Quizá no tengamos la autoestima de los americanos o las ganas de
trabajar de los chinos, pero los europeos somos cada día más fuertes porque
estamos unidos. Alguno arqueará las cejas al leer esta sentencia tan optimista
y no es extraño: en los últimos tiempos, los europeos le hemos cogido gusto a
sacudirnos con el cilicio, como hacía el malo de El código Da Vinci, para
mortificarnos con la flojedad de nuestras instituciones comunitarias y con
todas esas monsergas del gigante económico y el enano político, que son como un
grano supurante que nos gusta pinzar con las uñas de vez en cuando por el gusto
que da. No, señoras y señores, Europa está cambiando. Los millones de euros
gastados en redes transfronterizas – ferrocarriles, carreteras y túneles que
desafían a la todopoderosa naturaleza -, en becas Erasmus que mestizan
culturalmente – y a menudo también biológicamente – a nuestros jóvenes
universitarios, y en subvenciones a aerolíneas low-cost que hacen posible que hasta
el tipo más soso y cerril se haya hecho una foto delante de la torre Eiffel, el
foro romano o el Big Ben, no se han ido por el desagüe sin dejar un poso que
ahora se demuestra más profundo de lo que pensábamos.
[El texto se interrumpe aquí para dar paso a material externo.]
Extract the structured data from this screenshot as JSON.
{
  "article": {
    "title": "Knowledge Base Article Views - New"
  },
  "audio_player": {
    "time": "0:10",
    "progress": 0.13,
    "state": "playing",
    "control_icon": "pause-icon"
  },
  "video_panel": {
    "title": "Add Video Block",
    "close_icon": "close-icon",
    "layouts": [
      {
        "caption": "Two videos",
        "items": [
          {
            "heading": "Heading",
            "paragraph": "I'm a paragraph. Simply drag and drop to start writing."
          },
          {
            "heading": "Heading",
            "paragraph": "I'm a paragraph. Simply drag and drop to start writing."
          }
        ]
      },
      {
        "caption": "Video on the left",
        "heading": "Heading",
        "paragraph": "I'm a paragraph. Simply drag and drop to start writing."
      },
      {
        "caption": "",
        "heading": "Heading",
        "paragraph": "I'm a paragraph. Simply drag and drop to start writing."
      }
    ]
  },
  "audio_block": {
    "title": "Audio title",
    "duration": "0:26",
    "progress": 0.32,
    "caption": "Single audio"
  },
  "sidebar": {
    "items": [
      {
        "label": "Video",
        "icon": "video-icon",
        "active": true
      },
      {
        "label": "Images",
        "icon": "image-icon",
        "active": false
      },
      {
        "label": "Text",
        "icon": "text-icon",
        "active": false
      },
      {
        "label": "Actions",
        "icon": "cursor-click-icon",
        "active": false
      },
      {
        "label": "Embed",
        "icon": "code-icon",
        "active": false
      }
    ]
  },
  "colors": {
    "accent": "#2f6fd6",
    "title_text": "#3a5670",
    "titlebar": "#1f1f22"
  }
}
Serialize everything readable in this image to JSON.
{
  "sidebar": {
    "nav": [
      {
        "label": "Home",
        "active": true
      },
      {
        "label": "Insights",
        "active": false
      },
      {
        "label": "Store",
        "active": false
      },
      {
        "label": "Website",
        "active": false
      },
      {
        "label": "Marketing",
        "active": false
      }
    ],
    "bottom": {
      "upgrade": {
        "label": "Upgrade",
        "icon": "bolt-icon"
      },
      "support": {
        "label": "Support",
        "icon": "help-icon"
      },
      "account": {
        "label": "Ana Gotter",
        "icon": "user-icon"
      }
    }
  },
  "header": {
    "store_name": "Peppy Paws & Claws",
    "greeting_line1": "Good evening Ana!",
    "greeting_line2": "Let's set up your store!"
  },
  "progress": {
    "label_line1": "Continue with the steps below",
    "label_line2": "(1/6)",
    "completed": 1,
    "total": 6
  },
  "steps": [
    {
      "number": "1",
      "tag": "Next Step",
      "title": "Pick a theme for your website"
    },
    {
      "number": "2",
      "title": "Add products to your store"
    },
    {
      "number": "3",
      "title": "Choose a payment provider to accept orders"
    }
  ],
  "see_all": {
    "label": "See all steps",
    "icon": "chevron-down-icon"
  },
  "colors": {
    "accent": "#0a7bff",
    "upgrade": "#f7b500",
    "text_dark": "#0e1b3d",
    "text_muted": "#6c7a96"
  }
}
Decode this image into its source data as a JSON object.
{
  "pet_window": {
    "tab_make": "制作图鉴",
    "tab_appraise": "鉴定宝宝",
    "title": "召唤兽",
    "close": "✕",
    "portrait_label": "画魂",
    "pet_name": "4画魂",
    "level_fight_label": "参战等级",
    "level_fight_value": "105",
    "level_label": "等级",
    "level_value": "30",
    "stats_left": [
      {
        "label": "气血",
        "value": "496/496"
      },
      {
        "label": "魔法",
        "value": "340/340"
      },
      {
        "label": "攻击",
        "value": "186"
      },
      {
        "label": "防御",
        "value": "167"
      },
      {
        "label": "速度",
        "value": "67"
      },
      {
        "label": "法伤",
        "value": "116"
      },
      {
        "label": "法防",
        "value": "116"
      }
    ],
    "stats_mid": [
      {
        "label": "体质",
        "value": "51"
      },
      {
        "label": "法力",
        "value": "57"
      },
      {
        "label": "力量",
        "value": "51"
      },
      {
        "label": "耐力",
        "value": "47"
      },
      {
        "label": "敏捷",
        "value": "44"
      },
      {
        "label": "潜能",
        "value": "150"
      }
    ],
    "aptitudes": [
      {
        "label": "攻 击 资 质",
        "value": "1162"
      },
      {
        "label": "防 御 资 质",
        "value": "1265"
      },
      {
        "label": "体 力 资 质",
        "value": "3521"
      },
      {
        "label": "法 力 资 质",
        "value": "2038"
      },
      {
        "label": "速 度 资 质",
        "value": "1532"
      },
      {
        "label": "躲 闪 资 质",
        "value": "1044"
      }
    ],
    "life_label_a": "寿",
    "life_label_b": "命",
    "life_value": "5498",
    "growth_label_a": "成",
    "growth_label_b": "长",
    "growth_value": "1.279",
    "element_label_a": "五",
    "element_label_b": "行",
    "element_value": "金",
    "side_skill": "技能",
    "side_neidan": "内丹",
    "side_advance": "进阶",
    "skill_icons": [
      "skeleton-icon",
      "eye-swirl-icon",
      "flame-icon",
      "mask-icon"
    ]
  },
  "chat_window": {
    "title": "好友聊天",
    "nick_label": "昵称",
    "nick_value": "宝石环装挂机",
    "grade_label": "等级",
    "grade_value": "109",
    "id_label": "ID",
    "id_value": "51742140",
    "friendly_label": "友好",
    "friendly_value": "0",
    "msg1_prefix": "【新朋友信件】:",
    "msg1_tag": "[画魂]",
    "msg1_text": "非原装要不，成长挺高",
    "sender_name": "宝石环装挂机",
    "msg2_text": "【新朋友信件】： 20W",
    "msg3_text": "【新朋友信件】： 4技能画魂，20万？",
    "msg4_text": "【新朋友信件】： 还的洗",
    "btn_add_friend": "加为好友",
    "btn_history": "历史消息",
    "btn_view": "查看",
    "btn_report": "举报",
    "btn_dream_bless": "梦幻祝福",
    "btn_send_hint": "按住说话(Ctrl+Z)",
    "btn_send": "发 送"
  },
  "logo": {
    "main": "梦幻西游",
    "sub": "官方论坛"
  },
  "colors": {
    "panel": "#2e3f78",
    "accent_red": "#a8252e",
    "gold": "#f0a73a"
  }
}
Los salvajes ataques
terroristas de París de la semana pasada nos han enseñado más sobre nuestra
condición de europeos que todas las campañas institucionales y elecciones
habidas y por haber. Es la amarga lección que dejan las guerras. Todos somos
Francia. Todos estamos junto a los que cayeron acribillados en los bulevares de
París, porque ellos también somos nosotros. El estadio londinense de Wembley se
vistió ayer con la tricolor y 90.000 gargantas entonaron la Marsellesa. Si
Churchill o Monnet levantaran la cabeza, se pincharían hasta convencerse de que
no es un sueño. Europa existe. Vive l´Europe!